Ich habe emotional einiges einstecken müssen. Tiefschläge, Enttäuschungen, die mich als Autorin mehr als einmal an den Rand des Abgrundes getrieben haben. Am liebsten würde ich alles aus meinem Gedächtnis streichen – doch wo wäre ich am heutigen Tag, in diesem Moment, wenn ich diese negativen Erfahrungen nicht gemacht hätte?
Die Tiefschläge waren schmerzhaft, aber sie haben mich letztlich stärker gemacht. Das Leben (sei es als Autor und auch privat) ist kein Schlaraffenland, das wissen wir alle.
Noch heute klopft gelegentlich der hinterlistige »Teufel der Zweifel« an mein Hintertürchen, um mich mit Fragen zu bombardieren:
Habe ich wirklich alles richtig gemacht?
Die richtigen Entscheidungen getroffen?
Wenn ich die Zeit zurückdrehen könnte, hätte ich anders entschieden?
Allerdings gebe es tatsächlich ein oder zwei Sachen, die ich anders geregelt hätte.

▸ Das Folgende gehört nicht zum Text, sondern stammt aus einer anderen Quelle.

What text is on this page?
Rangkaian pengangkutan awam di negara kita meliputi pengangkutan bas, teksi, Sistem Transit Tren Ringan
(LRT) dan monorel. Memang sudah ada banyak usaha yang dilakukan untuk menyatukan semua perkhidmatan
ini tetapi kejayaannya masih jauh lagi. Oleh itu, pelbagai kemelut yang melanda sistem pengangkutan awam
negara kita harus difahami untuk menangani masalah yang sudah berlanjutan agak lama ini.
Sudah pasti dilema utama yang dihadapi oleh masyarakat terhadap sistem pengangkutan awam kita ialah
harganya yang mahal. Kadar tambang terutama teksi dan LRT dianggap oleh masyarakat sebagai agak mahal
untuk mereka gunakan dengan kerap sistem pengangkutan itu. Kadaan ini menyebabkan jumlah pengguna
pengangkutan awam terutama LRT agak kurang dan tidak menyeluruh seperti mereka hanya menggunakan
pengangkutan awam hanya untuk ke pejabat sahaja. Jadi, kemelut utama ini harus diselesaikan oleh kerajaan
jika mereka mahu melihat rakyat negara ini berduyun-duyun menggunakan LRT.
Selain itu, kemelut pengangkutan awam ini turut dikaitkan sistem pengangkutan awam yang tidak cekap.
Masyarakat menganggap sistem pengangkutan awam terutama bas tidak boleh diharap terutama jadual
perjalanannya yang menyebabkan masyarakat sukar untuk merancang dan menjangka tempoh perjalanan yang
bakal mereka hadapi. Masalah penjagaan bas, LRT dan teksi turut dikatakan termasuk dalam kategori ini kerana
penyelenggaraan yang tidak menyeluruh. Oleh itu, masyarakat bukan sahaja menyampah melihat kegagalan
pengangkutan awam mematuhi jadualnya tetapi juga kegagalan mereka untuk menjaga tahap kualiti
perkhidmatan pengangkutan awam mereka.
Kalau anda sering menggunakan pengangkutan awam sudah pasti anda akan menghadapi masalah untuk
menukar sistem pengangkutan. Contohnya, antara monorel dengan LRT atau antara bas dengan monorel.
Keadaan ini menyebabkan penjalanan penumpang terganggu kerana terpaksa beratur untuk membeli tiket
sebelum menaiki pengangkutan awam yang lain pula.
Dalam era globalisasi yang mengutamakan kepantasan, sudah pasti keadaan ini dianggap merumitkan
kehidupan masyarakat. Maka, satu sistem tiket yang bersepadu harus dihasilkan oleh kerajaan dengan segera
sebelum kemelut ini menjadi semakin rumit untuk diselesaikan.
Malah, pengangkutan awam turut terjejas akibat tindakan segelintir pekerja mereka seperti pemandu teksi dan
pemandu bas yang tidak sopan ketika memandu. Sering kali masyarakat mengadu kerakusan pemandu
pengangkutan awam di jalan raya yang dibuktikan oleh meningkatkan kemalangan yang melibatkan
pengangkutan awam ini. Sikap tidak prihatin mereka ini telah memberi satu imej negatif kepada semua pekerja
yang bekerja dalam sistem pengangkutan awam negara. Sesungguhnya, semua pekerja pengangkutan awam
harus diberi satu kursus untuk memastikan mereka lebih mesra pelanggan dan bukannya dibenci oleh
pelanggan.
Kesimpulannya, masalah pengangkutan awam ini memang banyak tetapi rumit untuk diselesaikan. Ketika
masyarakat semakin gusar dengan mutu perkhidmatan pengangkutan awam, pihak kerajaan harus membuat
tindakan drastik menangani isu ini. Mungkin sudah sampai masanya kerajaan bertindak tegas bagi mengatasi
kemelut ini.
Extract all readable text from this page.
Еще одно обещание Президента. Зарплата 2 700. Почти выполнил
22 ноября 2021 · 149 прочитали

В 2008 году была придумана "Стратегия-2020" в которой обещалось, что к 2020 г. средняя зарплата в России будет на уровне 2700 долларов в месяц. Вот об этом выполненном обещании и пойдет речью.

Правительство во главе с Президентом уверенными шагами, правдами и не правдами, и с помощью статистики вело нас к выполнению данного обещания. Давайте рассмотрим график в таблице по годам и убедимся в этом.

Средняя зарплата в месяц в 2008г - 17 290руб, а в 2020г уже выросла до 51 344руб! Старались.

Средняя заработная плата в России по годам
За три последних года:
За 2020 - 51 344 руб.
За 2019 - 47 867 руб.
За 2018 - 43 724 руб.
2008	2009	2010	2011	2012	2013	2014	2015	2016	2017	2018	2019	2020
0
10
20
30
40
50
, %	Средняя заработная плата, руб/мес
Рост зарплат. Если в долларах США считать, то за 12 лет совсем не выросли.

Im Frühjahr 2019 wurde mir mit aller Härte gezeigt, dass Wunschträume nichts weiter als Hirngespinste sind, dass Ignoranz ein dehnbarer Begriff ist, dass Herzprojekte nichts weiter als Schall und Rauch sein können. Mit den Folgen klarzukommen hat mich viel Kraft gekostet, um nicht daran zu zerbrechen. Ja, plötzliche Erkenntnisse können schmerzhaft sein und ab da durchfuhr ich eine emotionale Berg- und Talfahrt. Man fühlt sich wie der letzte Abschaum, minderwertig und austauschbar, obwohl man immer sein Bestmöglichstes getan hat …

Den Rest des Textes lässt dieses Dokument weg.